大和ハウス工業は、高遮音床や高遮音界壁を採用した3階建て賃貸住宅「GRACA(グラサ)」を売り出した。住宅でのテレワークで、最も多い悩みの1つが”音”に関すること。それに対応した形だ。
高遮音床には、一般的な鉄骨造を上回る遮音性能「LL-45」「LH-60」をスタンダード仕様にした。RC造のマンションと同等以上になる業界最高クラスの遮音性能「LL-40」「LH-50」を実現した「エクセレント仕様」も提案する。また、高遮音外壁には、一般的な賃貸住宅を2ランク上回る遮音性能「D-50」を「スタンダード仕様」に。高遮音床と同じように「エクセレント仕様」も提案。業界最高クラスの遮音性能「D-55」を取り入れた。

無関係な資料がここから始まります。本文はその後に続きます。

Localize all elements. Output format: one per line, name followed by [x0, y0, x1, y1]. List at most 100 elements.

同社は「新型コロナウイルスの感染拡大の影響によるテレワークの普及、外出自粛による在宅時間の増加に伴い、より快適な居住空間を求める傾向が強くなっている」としており、床と壁両面から遮音性能の向上を図った。
パナソニック ホームズは、テレワークには欠かせないインターネット環境に着目する。IoT賃貸住宅「YOUR MAISON(ユアメゾン)」で、最大1Gbpsの賃貸住宅向けシェア型インターネットサービス「iのぞみネット by PH光」を用意。建物に引き込んだ1本の光回線を各戸へ分岐することで、入居当日から、インターネットの利用が可能になり、快適な通信環境を居住者に提供する。
同社は首都圏在住者を対象にテレワークに関する調査を実施した。「テレワークをする際の条件として、多少値段が高くなっても欲しいと思う住まいの付加価値」を尋ねたところ、トップはインターネット環境だった。次いで「仕事に集中できる個室」、「テレワーク用の据え付けデスク・カウンター」が続いた。
今後、一定程度テレワークの浸透が見込まれている。それだけにテレワークスペースの確保にとどまらない、より踏み込んだ提案が、商品の差別化を図る上で重要になりそうだ。